I had a family issue pop up, then I left the rehab and subsequently relapsed.
By March 2019, I was the worst that I had ever been. I was hanging out with older using mates. I didn’t have any self care routine. I injured myself badly as a result of the using.
At this stage I had this belief in a Higher Power, so I asked God, “what do I need to do?”
Something told me to go back to rehab. I went back to the rehab that I had just left on the 2nd May, 2019. I stayed there for a year.
Eight months into rehab I started reading the Bible. It struck a chord. I started to read it every day.
I got to step seven in the 12 Step program and realised that I needed a “Higher Power”. And that is how I found God. I was baptised in 2020 and started studying a Diploma of Theology.
Now I have been clean for two years and a month. Life is completely and unimaginably different.
Now I am studying for my degree in Christian Theology. I’m obviously still working out life as I go, but I know I have God on my side.

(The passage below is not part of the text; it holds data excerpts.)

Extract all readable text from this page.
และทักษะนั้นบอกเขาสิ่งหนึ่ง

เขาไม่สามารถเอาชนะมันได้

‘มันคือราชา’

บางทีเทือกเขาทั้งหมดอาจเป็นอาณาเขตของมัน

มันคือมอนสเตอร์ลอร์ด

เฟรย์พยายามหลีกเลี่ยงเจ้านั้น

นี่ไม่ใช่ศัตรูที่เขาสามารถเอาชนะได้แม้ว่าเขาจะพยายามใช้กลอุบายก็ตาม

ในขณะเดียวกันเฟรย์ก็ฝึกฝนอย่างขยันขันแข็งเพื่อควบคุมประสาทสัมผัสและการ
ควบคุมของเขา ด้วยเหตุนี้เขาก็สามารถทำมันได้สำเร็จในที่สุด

If I had anything to share, it would be “don’t doubt yourself!”, and “have faith that there is something better, different in life. You can live a good life free from addiction.”
Hopefully my story can help you if you are struggling with relapse. The Hader Clinic Queensland was my first real step in the journey towards recovery, where I learned about the 12 Step program. However, it wasn’t quite the end of the story and that’s OK. Keep at it and believe there is a better life waiting for you if you work your program and stay clean.